De pronto Alice saltó hacia ella abrazándola.

-Creía que no lo harías – susurró sonriendo

-No me tientes – gruñó inquieta Maya

-¿Sabes? No entiendo que malgastes este cuerpazo en un tipo al que apenas ves – dijo desplazando su mano izquierda hasta acariciarle la nalga.

-¡Mierda Alice! He dicho que trabajaré contigo… ni siquiera que me caigas bien – se quejó Maya mientras la empujaba apartándola

-De acuerdo – respondió sonriendo burlona – Pero si cambias de opinión… ya sabes dónde estamos.

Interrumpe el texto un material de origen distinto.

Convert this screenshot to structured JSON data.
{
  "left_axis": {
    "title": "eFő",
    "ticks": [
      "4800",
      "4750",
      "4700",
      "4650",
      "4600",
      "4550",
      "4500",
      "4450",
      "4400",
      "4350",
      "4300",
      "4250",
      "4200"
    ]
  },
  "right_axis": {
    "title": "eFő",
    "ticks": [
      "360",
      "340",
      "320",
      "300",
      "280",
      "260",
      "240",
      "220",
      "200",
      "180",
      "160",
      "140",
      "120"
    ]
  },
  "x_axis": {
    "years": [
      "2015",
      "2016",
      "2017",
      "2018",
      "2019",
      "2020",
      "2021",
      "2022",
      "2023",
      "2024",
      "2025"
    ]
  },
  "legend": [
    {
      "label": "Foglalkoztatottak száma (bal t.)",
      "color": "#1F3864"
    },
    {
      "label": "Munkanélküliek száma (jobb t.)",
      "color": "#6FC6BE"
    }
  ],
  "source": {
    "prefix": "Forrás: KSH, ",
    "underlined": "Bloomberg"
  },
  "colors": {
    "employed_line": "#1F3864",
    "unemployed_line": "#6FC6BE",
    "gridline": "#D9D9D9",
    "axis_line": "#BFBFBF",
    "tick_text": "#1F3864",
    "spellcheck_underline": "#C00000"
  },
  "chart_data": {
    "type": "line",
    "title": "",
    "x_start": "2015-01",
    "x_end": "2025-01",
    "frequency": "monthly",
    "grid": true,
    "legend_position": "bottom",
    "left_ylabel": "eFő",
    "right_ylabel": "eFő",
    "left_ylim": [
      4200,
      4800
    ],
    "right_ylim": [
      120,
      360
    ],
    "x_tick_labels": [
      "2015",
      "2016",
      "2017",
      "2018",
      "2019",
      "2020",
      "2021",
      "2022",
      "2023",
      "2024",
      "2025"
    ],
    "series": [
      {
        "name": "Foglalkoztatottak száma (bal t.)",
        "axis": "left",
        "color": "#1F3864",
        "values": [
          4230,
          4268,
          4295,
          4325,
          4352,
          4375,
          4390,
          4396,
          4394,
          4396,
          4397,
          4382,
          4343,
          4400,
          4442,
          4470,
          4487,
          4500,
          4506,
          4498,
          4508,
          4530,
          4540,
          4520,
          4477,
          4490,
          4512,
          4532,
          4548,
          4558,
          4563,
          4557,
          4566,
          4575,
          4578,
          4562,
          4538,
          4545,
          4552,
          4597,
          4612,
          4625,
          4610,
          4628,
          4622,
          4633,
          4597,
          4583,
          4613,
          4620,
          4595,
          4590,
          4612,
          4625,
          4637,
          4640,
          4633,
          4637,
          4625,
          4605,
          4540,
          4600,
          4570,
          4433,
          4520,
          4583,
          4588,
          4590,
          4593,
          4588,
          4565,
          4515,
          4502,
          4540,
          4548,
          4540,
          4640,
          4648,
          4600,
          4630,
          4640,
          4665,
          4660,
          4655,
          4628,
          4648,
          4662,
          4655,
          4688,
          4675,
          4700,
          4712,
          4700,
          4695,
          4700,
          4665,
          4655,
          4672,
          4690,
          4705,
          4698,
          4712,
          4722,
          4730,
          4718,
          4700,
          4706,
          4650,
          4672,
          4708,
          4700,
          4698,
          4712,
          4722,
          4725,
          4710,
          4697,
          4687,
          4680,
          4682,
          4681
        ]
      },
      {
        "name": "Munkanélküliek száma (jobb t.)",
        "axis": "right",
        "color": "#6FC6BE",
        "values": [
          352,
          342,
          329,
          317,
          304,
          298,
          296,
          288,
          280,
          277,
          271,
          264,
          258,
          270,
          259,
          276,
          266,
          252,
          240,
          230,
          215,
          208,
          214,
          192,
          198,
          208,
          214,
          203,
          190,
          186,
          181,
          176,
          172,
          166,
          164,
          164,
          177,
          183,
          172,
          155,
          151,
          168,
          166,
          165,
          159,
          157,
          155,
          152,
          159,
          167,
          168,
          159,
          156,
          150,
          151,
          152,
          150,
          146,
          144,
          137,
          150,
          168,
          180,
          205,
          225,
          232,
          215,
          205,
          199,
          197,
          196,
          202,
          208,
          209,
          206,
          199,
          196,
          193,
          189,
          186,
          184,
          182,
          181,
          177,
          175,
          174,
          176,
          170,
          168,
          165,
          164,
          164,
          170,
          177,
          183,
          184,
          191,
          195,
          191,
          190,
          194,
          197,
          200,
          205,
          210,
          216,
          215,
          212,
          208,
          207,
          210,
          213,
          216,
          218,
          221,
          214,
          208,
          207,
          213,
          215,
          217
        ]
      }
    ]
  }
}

Mientras se daba la vuelta y abandonaba la sala, Maya se volvió a sentar en la butaca y se llenó la copa de nuevo hasta arriba. Aun no había llegado a rozar el cristal con los labios cuando Alice se detuvo, y se dio la vuelta.

-No sabía que tenías tan buen gusto musical – comentó haciendo un gesto de aprobación, antes de volver a darse la vuelta y marcharse.

Maya sorbió un trago antes de decirse para sí “yo tampoco”. Volvió a recostarse y a cerrar los ojos disfrutando de la bebida y la música. No iba a tener mucho más tiempo para relajarse a partir de ahora.